The Convergence of Tissue Engineering and Emerging Technologies: Where Are We Now and What’s Next to be Engineered
Joaquim Miguel de Oliveira has Graduation in Biochemistry (Faculty of Sciences – University of Porto). Post-Graduation in Biomedical Engineering (Faculty of Engineering – University of Porto). PhD in Materials Science and Technology, Tissue Engineering and Hybrid Materials (Dept. Polymer Engineering – University of Minho). Actually, he is Associate Researcher, 3B´s (Biomaterials, Biodegradables and Biomimetics) Research Group, Institute 3Bs, University of Minho. He is one of the editors of the book Making Research Visible to the World, In Canon Foundation in Europe - Canon Alumni Book, Published by Canon Foundation in Europe, Amstelveen. He has authored over 200 peer-reviewed publications in journals and has and h-index of 38. He has also presented his work at numerous national and international level conferences. His research interest areas are Sciences and Materials Technology (Dendrimers, Tissue Engineering, Hybrid Materials and Nanotechnology), Cell Engineering (Stem cells), and 3D tissue engineered in vitro cancer models.

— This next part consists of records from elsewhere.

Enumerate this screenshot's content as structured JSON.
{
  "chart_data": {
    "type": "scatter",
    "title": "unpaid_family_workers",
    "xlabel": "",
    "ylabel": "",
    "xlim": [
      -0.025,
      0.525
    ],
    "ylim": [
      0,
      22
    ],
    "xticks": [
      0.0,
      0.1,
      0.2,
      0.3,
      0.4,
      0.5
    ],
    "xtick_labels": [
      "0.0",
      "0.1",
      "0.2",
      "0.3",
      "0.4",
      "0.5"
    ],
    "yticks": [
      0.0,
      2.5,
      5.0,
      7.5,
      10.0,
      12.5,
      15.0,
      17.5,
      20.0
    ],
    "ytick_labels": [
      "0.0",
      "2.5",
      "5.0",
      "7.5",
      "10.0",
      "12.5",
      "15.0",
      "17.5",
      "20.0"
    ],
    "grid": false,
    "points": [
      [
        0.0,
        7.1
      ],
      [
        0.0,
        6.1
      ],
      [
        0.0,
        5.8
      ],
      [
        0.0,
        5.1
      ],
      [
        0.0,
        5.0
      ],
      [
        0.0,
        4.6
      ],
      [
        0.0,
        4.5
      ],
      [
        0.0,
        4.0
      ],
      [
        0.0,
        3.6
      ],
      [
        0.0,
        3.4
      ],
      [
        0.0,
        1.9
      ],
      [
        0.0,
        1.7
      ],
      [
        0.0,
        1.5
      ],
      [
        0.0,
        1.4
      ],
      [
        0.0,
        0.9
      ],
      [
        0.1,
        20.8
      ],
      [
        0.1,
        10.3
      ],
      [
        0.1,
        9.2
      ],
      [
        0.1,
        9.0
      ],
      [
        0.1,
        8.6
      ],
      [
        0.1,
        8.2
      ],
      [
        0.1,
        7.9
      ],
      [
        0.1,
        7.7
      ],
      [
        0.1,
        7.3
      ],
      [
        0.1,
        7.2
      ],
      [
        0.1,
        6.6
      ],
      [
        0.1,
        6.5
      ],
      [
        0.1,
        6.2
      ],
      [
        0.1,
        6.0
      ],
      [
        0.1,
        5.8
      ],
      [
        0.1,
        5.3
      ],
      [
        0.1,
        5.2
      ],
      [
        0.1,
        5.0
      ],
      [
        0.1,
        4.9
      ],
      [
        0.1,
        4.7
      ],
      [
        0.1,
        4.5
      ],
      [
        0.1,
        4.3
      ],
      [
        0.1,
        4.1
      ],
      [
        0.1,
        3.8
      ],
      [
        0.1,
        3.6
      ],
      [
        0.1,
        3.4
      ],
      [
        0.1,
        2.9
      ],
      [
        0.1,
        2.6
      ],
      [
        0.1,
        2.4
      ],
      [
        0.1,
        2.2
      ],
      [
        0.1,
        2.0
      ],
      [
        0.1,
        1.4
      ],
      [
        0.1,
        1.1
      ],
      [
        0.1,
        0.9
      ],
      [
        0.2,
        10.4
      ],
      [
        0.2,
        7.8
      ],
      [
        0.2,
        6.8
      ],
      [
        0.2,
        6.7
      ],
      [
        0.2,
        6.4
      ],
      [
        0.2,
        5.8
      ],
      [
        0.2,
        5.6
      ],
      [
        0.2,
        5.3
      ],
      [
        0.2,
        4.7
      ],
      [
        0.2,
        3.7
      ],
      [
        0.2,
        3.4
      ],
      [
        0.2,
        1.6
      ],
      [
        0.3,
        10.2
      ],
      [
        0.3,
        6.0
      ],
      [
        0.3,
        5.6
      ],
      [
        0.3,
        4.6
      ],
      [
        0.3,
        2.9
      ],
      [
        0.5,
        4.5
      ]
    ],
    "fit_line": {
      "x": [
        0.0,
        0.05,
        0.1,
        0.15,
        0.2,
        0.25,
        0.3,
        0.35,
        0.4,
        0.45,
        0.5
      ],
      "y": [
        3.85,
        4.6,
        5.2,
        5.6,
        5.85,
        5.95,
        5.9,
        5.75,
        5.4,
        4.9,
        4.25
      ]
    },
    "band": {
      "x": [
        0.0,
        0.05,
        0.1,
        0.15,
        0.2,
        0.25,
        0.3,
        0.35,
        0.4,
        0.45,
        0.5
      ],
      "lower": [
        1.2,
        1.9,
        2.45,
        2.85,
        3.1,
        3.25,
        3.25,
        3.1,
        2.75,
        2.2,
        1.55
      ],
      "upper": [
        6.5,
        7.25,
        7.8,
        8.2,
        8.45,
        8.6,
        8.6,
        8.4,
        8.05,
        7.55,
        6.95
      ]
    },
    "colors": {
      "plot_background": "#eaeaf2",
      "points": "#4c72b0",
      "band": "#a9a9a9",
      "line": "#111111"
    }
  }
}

Joaquim Miguel de Oliveira
Instituto de Investigação em Biomateriais, Biodegradáveis e Biomiméticos , Universidade do Minho, Guimarães, Portugal
Abstract
Tissue Engineering (TE) has been showing a great promise for tackling different diseases/disorders. By its turn, emerging technologies such as microfluidics, bioreactors, and Bio 3D Printing possibly addressing the 4th medical revolution challenges, in particular the need for developing personalised therapies and in vitro 3D models of diseases (e.g., osteoarthritis and cancer). Thus, the convergence of TE with such emerging technologies can offer new regenerative possibilities which can greatly impact Human health. In this lecture, we will discuss the recent developments related to the Biomaterials and TE strategies developed at the 3Bs Research Group. We recently proposed gellan gum, silk fibroin and silk fibroin/elastin hydrogels and bioinks (e.g. ionic-, photo- and enzymatically crosslinked) for tissue engineering scaffolding, fabrication of personalized and memory-shape implants, and Bio 3D printing of different tissues (e.g., meniscus, intervertebral disc, etc). These achivements will be overviewed herein. In addition, the engineering approaches combining (nano)biomaterials and in vitro 3D models on a chip will be also overviewed. A personal perspective of the future directions of the field will be also presented in particular how we can functionalize the developed bioinks for imaging purposes, i.e. that can be detected under Mn-MRI. In summary, we aim to develop a novel class of multimodal biomaterials and bioinks that can open new possibilities in tissue engineering, imaging and personalized medicine.